I suppose there are reasons why my heart isn't as excited this time. I mean, I am leaving two babies behind. But there are other reasons too! I know what life "looks" like in Ukarumpa. I know it isn't perfect. I know there will be moments of "how can I move forward when homesickness for family and friends strikes?" at its worst. I do not have unrealistic expectations for ministry. Whatever God asks I will pray for the strength to move forward in obedience. I have a glimpse of what it means to live in the Land of the Unexpected. A glimpse of what life is like in
A little more than a year ago we were at the most broken place in our lives and though we were anxious to support the work of Bible translation we believed in our hearts that we had the complete assurance of mind that God surely couldn't and wouldn't ask us to be doing ministry in Ukarumpa. Like, we were willing pursue obedience in ministry... just in another location.
Funny thing is, that wasn't His plan or will for us.
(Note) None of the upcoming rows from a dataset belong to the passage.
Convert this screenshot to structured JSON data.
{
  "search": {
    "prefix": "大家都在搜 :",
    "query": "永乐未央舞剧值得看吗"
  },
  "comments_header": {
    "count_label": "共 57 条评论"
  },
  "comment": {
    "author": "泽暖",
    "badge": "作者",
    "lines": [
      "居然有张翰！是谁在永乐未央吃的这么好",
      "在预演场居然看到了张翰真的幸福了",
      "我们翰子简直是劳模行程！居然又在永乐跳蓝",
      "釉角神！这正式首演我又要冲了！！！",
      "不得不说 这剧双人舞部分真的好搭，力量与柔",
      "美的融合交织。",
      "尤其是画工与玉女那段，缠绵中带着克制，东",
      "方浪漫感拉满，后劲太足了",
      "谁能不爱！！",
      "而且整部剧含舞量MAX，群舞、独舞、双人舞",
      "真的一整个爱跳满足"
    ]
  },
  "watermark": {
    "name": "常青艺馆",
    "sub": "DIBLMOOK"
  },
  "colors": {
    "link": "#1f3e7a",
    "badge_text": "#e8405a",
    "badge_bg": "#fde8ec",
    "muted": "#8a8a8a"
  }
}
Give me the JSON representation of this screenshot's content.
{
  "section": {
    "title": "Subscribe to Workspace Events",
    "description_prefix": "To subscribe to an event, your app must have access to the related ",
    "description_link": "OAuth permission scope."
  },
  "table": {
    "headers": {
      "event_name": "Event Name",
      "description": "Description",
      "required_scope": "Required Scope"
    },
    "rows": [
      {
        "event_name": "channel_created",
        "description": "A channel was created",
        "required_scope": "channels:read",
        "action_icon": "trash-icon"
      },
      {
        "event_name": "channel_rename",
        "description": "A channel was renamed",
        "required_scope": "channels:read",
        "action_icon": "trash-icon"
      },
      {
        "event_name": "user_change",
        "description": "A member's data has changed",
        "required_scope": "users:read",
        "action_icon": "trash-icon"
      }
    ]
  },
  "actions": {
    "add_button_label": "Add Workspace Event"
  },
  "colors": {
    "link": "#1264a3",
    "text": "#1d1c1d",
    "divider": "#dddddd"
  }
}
We were at that point in time too blinded by our circumstances to believe in the strength and renewal by the Holy Spirit to pursue His will for our lives.
(I don't think I wrote much about what we were living through when we were living through it. Maybe one day I will, but I doubt it. I have written vaguely about healing since then. I think that is where my hopelessly optimistic mind would like to stay for now at least. Healing. It's a miraculous thing to experience healing from God.)
Blah, blah, blah. To draw this part to a close - life was hard, but God was there in it with us. And He is good and His will was made true in our lives.
"He heals the brokenhearted and bandages their wounds." Psalm 147:3 NLT
Maybe this gives you a glimpse of the near shock that I am feeling now. Shock that I want to return to a place where so much ugly happened. (No, no, no - of course it wasn't all ugly!!!) Shock that I can anticipate going to a place where Taylor and Tia will not be. Shocked that what could have been bitterness inside of me is instead joy with glad anticipation.
"Weeping may last through the night, but joy comes with the morning." Psalm 30:5 NLT
See what I mean by crossing over? It's a big deal.
I am in awe of God at work in my life. We have lived through a part of the night and have seen a glimpse of the joy that is coming with the morning light. #hope
My fear in this joy is that I might forget.
So I pray about it and I talk about it and I write about it... But I still fear while praising God for miraculously healing my hurts that I will have a tendency to re-set those silly expectations. That I might in excitement for the future misplace my faith with unbridled hope in a place, in a ministry, in a work rather than in my God... Because if that is the case I believe that when failures hit I will be crushed into smithereens again.
I want to embrace my uglies as the gift they are from God. How will I allow what my good, loving, faithful, merciful and sovereign God has allowed to shape me - for what is coming next? How will I glorify God with the story He has painstakingly written for my life? How will I have hope in Him rather than circumstances? How will I discern what is happening around me from how I will allow circumstances to work through me? How have I seen Him? How will I see Him in what happens next?